Вплоть до того, что, когда я привел к нему для знакомства жену, он сказал при следующей – с глазу на глаз – встрече:

– Только, голубчик, не балуйте вашу жену. Мой брат (имелся в виду М. Ильин, в свое время известный популяризатор науки. – Ст. Р.), когда был смертельно болен, становился на колени, чтобы завязать шнурки на ботинках своей жены, и как же она оказалась беспомощна, оставшись одна. Без него. Помните, как сказано у нашего с вами любимого Метерлинка?…

«Нашего с вами» – звучит, понимаю, забавно и заставляет вспомнить, как я брал у него интервью по заказу «Вопросов литературы» – оно оказалось для него последним.

Не владея магнитофоном (не овладел и сейчас), я записывал на коленке, пунктирно, его монологи, а ночью, сварив кастрюлю кофе, развернул их, навязав Маршаку Бог знает сколько собственных – как мне казалось – мыслей и наблюдений. Утром явился к нему и, как нашкодивший школьник, схитрил: «Понимаете, С. Я., я записал не только ваши вчерашние слова, но и то, что слышал от вас много раньше». Дескать, не может же он помнить всего.

Черта с два! Старик слушал спокойно и только в местах, где я давал себе волю, вскрикивал: «Молодец!»
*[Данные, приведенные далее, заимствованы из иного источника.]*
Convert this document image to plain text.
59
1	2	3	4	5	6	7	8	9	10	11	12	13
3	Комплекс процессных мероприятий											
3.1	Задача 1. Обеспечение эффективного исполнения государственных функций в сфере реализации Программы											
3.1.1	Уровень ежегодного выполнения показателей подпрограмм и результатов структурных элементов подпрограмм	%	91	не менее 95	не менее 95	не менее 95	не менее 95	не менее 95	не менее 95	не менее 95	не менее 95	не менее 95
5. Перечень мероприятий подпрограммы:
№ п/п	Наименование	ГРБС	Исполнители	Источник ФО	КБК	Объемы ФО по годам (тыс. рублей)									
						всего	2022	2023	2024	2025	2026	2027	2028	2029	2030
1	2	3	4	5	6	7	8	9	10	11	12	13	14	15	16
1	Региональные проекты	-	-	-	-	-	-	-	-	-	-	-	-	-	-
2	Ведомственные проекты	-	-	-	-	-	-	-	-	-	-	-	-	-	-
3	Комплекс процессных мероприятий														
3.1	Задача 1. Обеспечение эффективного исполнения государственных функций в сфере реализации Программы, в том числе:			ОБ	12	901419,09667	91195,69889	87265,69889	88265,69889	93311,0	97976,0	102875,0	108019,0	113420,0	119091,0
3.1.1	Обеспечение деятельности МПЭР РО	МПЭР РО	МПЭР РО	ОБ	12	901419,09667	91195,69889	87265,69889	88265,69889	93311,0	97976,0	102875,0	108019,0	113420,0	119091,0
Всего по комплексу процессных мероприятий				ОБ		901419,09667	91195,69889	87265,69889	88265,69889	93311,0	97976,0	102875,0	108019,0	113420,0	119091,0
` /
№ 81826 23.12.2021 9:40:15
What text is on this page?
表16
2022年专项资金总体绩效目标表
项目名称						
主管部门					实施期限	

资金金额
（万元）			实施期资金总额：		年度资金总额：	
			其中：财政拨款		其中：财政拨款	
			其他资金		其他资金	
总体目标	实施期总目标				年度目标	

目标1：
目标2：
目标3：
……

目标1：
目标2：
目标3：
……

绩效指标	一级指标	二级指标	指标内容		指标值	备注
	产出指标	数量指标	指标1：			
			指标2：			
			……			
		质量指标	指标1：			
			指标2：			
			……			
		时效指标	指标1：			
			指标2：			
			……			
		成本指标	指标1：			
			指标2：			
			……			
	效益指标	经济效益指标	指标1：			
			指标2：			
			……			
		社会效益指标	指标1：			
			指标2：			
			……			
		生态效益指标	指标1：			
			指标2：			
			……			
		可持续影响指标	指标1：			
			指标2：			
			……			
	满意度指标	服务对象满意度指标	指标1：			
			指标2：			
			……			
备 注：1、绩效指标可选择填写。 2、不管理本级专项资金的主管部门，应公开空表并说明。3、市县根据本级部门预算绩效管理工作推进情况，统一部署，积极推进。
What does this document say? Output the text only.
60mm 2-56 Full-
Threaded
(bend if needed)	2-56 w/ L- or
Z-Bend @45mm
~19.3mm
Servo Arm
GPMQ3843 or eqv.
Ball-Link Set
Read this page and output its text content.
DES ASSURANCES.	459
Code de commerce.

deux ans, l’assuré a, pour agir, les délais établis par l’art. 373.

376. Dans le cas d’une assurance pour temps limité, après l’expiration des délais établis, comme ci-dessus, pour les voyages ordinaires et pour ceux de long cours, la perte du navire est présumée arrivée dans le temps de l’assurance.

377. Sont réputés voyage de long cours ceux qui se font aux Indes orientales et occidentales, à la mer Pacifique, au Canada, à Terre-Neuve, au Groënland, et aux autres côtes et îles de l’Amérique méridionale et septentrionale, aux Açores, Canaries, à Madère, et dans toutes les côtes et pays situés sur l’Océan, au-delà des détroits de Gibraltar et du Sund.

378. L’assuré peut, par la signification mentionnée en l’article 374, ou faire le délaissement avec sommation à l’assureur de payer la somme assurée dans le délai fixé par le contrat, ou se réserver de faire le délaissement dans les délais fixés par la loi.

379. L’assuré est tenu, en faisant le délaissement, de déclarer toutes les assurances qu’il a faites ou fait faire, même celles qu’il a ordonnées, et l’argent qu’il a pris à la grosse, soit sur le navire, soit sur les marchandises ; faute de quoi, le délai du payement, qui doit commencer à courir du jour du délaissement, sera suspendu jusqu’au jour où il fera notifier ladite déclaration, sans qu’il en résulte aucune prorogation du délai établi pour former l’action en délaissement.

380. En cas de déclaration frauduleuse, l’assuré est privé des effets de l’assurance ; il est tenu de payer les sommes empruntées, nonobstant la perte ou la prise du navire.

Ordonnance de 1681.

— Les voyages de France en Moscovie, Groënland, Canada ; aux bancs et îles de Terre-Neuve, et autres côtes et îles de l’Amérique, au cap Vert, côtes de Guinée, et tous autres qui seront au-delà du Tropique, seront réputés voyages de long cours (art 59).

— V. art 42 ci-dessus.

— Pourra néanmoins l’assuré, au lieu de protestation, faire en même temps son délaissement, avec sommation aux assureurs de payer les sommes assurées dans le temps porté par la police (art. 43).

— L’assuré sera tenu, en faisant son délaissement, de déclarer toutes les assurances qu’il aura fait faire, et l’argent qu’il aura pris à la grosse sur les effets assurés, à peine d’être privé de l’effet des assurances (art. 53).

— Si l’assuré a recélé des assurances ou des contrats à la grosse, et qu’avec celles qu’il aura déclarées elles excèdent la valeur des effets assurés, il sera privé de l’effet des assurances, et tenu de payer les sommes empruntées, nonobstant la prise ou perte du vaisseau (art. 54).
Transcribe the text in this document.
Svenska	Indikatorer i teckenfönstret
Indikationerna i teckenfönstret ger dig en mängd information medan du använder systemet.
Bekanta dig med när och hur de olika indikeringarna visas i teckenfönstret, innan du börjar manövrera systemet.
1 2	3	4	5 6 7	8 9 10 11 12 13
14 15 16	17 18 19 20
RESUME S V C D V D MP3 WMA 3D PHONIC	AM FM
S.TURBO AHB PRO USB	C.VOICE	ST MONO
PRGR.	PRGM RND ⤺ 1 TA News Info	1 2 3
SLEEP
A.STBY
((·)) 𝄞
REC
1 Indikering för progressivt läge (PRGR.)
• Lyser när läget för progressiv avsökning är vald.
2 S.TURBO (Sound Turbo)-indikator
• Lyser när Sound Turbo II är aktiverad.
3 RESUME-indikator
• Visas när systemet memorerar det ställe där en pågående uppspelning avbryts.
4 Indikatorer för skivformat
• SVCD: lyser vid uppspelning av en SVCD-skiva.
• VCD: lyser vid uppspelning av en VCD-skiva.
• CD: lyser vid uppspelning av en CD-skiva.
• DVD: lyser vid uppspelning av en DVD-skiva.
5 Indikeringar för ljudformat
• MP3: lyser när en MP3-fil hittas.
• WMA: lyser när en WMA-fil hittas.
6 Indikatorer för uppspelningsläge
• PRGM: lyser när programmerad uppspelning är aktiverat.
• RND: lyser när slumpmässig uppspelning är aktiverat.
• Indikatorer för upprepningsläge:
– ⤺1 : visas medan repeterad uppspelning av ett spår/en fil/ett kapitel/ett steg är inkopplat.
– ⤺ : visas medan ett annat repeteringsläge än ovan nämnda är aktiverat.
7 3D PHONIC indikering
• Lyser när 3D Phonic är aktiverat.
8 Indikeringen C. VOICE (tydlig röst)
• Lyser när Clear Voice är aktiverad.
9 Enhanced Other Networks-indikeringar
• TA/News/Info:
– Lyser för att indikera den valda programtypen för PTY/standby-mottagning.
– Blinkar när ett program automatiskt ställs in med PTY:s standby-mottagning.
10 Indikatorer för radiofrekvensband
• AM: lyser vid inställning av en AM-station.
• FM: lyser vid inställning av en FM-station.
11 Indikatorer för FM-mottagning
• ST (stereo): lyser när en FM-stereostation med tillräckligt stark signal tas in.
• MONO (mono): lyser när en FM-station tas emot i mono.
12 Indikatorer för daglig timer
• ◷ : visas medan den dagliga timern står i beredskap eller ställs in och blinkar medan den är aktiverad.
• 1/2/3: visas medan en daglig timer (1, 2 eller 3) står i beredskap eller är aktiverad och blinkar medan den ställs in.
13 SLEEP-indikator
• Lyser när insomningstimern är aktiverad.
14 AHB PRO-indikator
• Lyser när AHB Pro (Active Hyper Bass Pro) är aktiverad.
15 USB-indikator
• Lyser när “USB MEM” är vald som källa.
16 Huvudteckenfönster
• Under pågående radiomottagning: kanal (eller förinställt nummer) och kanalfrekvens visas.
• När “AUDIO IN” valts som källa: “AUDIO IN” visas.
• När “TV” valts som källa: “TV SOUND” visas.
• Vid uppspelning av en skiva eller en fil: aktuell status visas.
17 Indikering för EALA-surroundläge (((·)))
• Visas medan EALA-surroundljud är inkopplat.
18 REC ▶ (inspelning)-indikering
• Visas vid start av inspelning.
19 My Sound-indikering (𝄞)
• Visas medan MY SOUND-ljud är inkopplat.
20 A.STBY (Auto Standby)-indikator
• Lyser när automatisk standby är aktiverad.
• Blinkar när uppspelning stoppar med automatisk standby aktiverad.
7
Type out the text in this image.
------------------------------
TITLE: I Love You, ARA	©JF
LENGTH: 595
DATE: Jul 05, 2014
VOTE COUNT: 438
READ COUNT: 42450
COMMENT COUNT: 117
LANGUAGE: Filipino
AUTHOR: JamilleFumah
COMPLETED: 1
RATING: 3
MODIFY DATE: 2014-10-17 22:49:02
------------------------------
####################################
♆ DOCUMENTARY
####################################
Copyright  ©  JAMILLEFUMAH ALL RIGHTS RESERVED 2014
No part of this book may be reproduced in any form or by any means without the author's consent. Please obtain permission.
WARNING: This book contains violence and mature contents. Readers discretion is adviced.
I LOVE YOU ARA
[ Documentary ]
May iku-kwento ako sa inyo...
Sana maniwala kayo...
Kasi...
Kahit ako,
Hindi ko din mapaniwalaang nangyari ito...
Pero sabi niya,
После я ухмылялся, встречая в разных статьях «мои» цитаты из «нашего» интервью с присовокуплением: «Как мудро заметил Маршак…», пока не осознал: «моим» все это не было! В такой зависимости я тогда находился от строя мыслей Маршака.

Однако – о «нашем с вами» Метерлинке. С. Я. в самом деле обрадовался, узнав, что среди увлечений моих всеядных студенческих лет был Метерлинк, любимый им, и вообще театр символизма. (Помню, как в целинной палатке 1957-го усыпил своих многочисленных сверстников-студентов, полночи терзая их «Эволюцией творчества Гауптмана», – мы завели там обычай поочередно читать что-то наподобие лекций. Тщеславия ради добавлю, что следующие две ночи заставил их хохотать, читая на память «Теорию пародии» и «Историю Козьмы Пруткова».)

Итак:

– Помните?… Если за розой слишком ухаживать, у нее исчезнут шипы.

И еще про женщин:

– Они ближе мужчин к природе. Они с нею связаны сроками – роды, месячные… Поэтому они лучше нас. Но распутная женщина теряет свое превосходство, приравнивается к мужчине…

Между прочим, и тут ведь – утверждение гармонии, которая для Маршака была формой порядка с жестким сводом правил. Проявлением воли.

«Дорогому Стасику Рассадину для оптимизма» – надпись на дареной книжке; было это в день, когда я не скрыл от него глупую юношескую хандру, и слова выведены уже непослушным пером, которому трудно попасть в одну и ту же точку… Однажды он спросил:

– Вы помните брюсовский перевод «Болезни» Роденбаха?

Я – помнил, и мы завели согласным дуэтом:

Болезнь нам тихое дает уединенье, И я ее сравню с усталым челноком, Который спит в воде без ветра, без движенья, Привязан к берегу веревкою с кольцом. Все лето он скользил по возмущенной влаге…

– Не правда ли, хорошо, голубчик?

…Под песни шумные лазурный свод дробя. Потешные огни да праздничные флаги, Вот все, что каждый день он видел вкруг себя. Настал октябрь; теперь челнок с молчаньем дружен, Теперь вокруг него синеет небосклон. Свободен стал челнок: он никому не нужен! И, всей земле чужой, он небом окружен!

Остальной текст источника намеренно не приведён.